Es gibt viele wie mich an der Schule. Anna. In der Zahnspange, die an ihren hellgelben Zähnen befestigt ist, findet man alles Mögliche. Von ihrem gestrigen Abendessen bis hin zu der Milchschnitte, die sie jeden Tag nach dem Klingeln unappetitlich verputzt.
Martin. Es ist unmöglich in seiner Kleidergröße etwas Passendes zu finden. Von seinem kugelrunden Bauch ist bei jedem seiner T-Shirts etwas zu sehen.
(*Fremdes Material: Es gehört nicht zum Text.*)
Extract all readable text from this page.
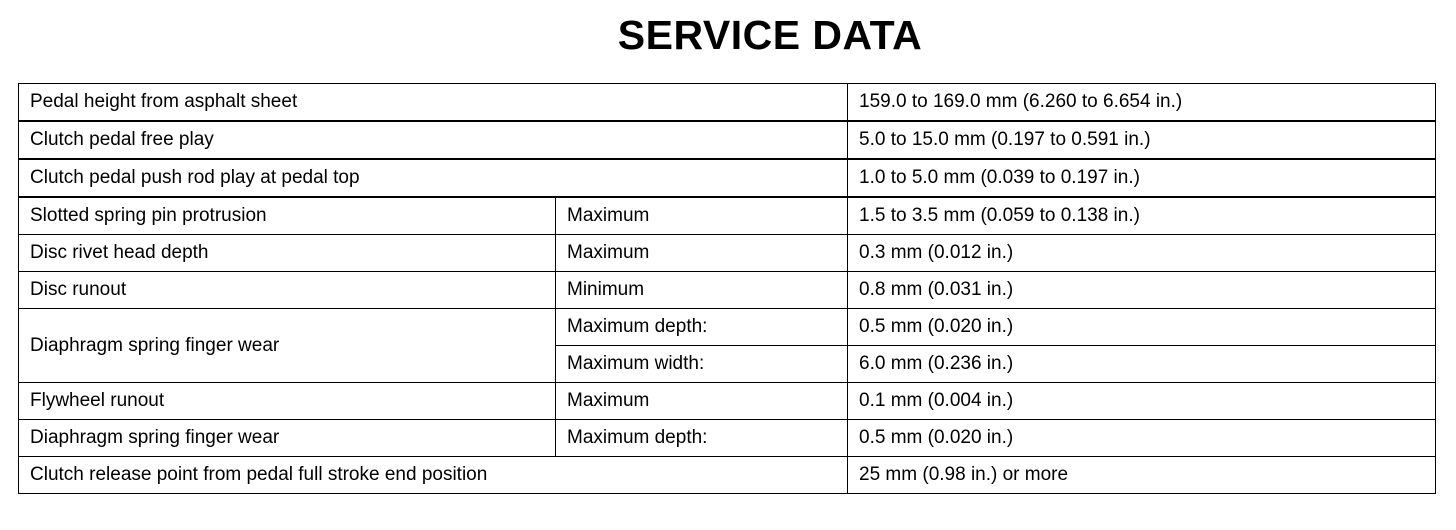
SERVICE DATA
Pedal height from asphalt sheet		159.0 to 169.0 mm (6.260 to 6.654 in.)
Clutch pedal free play		5.0 to 15.0 mm (0.197 to 0.591 in.)
Clutch pedal push rod play at pedal top		1.0 to 5.0 mm (0.039 to 0.197 in.)
Slotted spring pin protrusion	Maximum	1.5 to 3.5 mm (0.059 to 0.138 in.)
Disc rivet head depth	Maximum	0.3 mm (0.012 in.)
Disc runout	Minimum	0.8 mm (0.031 in.)
Diaphragm spring finger wear	Maximum depth:	0.5 mm (0.020 in.)
	Maximum width:	6.0 mm (0.236 in.)
Flywheel runout	Maximum	0.1 mm (0.004 in.)
Diaphragm spring finger wear	Maximum depth:	0.5 mm (0.020 in.)
Clutch release point from pedal full stroke end position		25 mm (0.98 in.) or more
Das Gerücht einer Scheinschwangerschaft ist im Umlauf und lässt Tussen kichern und die Herzen der Mobbing – Täter höher schlagen.
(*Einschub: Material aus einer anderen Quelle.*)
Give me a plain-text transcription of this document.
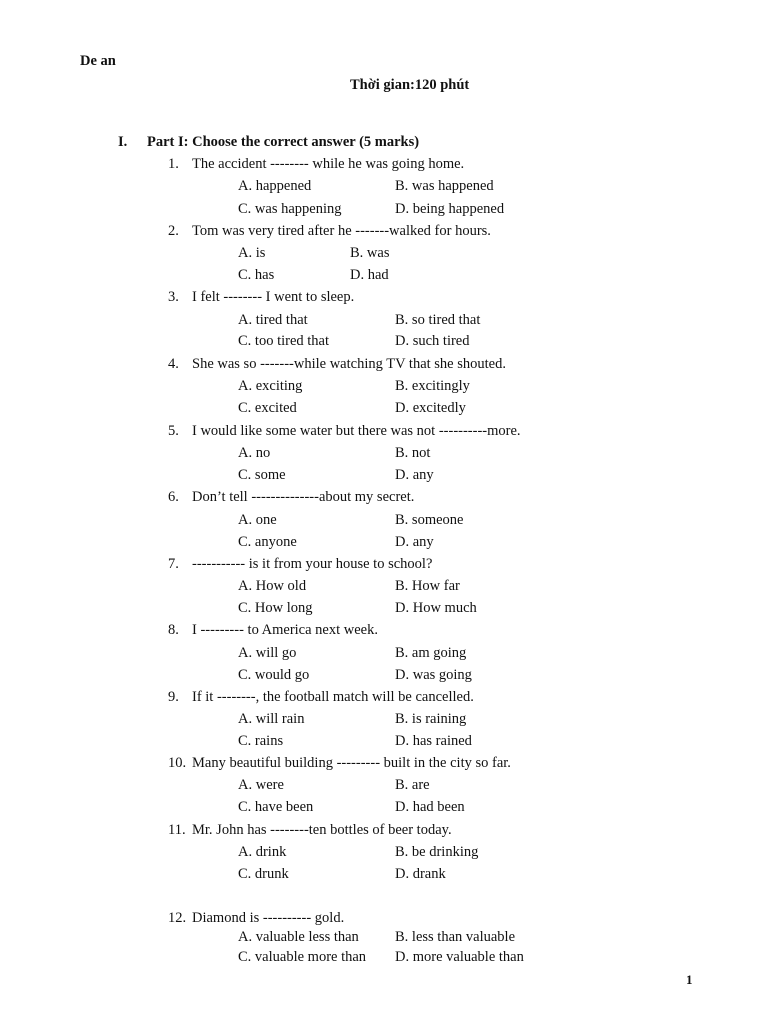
De an
Thời gian:120 phút
I. Part I: Choose the correct answer (5 marks)
1. The accident -------- while he was going home.
A. happened	B. was happened
C. was happening	D. being happened
2. Tom was very tired after he -------walked for hours.
A. is	B. was
C. has	D. had
3. I felt -------- I went to sleep.
A. tired that	B. so tired that
C. too tired that	D. such tired
4. She was so -------while watching TV that she shouted.
A. exciting	B. excitingly
C. excited	D. excitedly
5. I would like some water but there was not ----------more.
A. no	B. not
C. some	D. any
6. Don’t tell --------------about my secret.
A. one	B. someone
C. anyone	D. any
7. ----------- is it from your house to school?
A. How old	B. How far
C. How long	D. How much
8. I --------- to America next week.
A. will go	B. am going
C. would go	D. was going
9. If it --------, the football match will be cancelled.
A. will rain	B. is raining
C. rains	D. has rained
10. Many beautiful building --------- built in the city so far.
A. were	B. are
C. have been	D. had been
11. Mr. John has --------ten bottles of beer today.
A. drink	B. be drinking
C. drunk	D. drank
12. Diamond is ---------- gold.
A. valuable less than B. less than valuable
C. valuable more than D. more valuable than
1
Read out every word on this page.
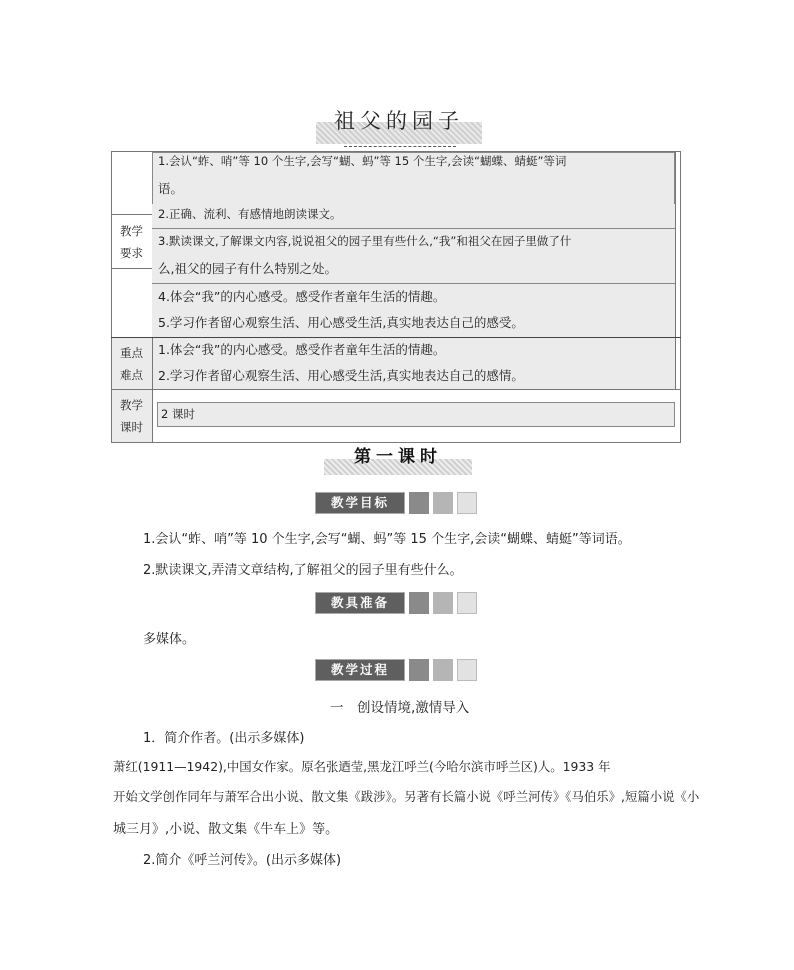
祖父的园子
教学
要求
1.会认“蚱、哨”等 10 个生字,会写“蝴、蚂”等 15 个生字,会读“蝴蝶、蜻蜓”等词
语。
2.正确、流利、有感情地朗读课文。
3.默读课文,了解课文内容,说说祖父的园子里有些什么,“我”和祖父在园子里做了什
么,祖父的园子有什么特别之处。
4.体会“我”的内心感受。感受作者童年生活的情趣。
5.学习作者留心观察生活、用心感受生活,真实地表达自己的感受。
重点
难点
1.体会“我”的内心感受。感受作者童年生活的情趣。
2.学习作者留心观察生活、用心感受生活,真实地表达自己的感情。
教学
课时
2 课时
第一课时
教学目标
1.会认“蚱、哨”等 10 个生字,会写“蝴、蚂”等 15 个生字,会读“蝴蝶、蜻蜓”等词语。
2.默读课文,弄清文章结构,了解祖父的园子里有些什么。
教具准备
多媒体。
教学过程
一　创设情境,激情导入
1．简介作者。(出示多媒体)
萧红(1911—1942),中国女作家。原名张迺莹,黑龙江呼兰(今哈尔滨市呼兰区)人。1933 年
开始文学创作同年与萧军合出小说、散文集《跋涉》。另著有长篇小说《呼兰河传》《马伯乐》,短篇小说《小
城三月》,小说、散文集《牛车上》等。
2.简介《呼兰河传》。(出示多媒体)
Beide wissen sie, dass sie keineswegs einen Teil der Gesellschaft darstellen, jedoch lassen sie es sich nicht anmerken. Sie sitzen allein an ihren Tischen, verspeisen ihr Jausenbrot und tun so, als merkten sie nicht, was sich hinter ihren Rücken abspielt. Was rede ich da eigentlich? Ich bin der Letzte, der sich trauen würde „den Stärkeren“ die Stirn zu bieten. Sie würden mich zermalmen und wenn sie mit mir fertig wären, würden sie mich wie einen geschmacklosen Kaugummi ausspucken. Der Zorn von drei Jahren Unterdrückung kommt in mit hoch. Wie oft habe ich Geld aus der Handtasche meiner Mutter nehmen müssen um es Vincent auszuhändigen? Wie viele Male wurde ich mit diesen Blicken gepeinigt? Wie kann man das bloß zulassen? Meine Fäuste liegen geballt auf dem Pult vor mir. Ich blicke Vincent und seinen Freunden nach. Plötzlich rufe ich: „Hey Vincent, weißt du was? Du bist nichts weiter als ein Angeber! Was wärst du denn ohne deine große Klappe und deine Kumpels, die für dich die Drecksarbeit machen?“ Von diesem Schritt war ich selbst ganz erstaunt. Hatte ich das wirklich gesagt? Binnen weniger Sekunden begreife ich, dass ich es wirklich gesagt hatte und, dass dies ein gewaltiger Fehler war. Vincent und sein Gefolge bleiben stehen. Langsam dreht er sich um und setzt sein fiesestes Grinsen auf. Gelassen geht er einen Schritt näher zu mir und bleibt eine Sekunde lang reglos stehen. Auf einmal spricht er. Er brüllt nicht, wie ich es erwartet hätte, doch er spricht mit einem gehässigen Unterton, der mir zu verstehen gibt, wie er es meint: „Wer glaubst du denn, wer du bist, Lisa? Du bist nur ein kleines Schulmädchen, das mir brav, genauso wie die anderen, Geld gibt. Im Gegenzug zerstöre ich nicht dein hübsches kleines Gesichtchen…“ Er lächelt bitter-süß, geht einen Schritt auf mich zu und fasst mir mit einer Hand fest an die Schulter. Seine Fingernägel bohren sich in meine Haut und er sieht mich mit seinem schmutzigen Gesicht an. Als er meinen verschreckten Gesichtsausdruck bemerkt, redet er weiter: „Na, Emma? Bist du nun doch nicht mehr so stark, wie du geglaubt hast?“ Sein Griff wird fester und ich verziehe vor Schmerzen mein Gesicht, gebe aber keinen Ton von mir. „Du bist bloß ein Häufchen Dreck, Andreas!“ Ich glaube das war das erste Mal, dass er mich mit meinem richtigen Namen ansprach. Mit diesem Satz stößt er mich weg und wendet sich seinen Freunden zu. Sie gehen.
Ich bleibe sitzen und reibe mir meine Schulter, die vor Schmerzen pocht. Vielleicht ist es doch besser, als geschmackloser Kaugummi in einer Ecke zu kleben und den letzten Geschmack, der an dir haftet, den Starken zu geben.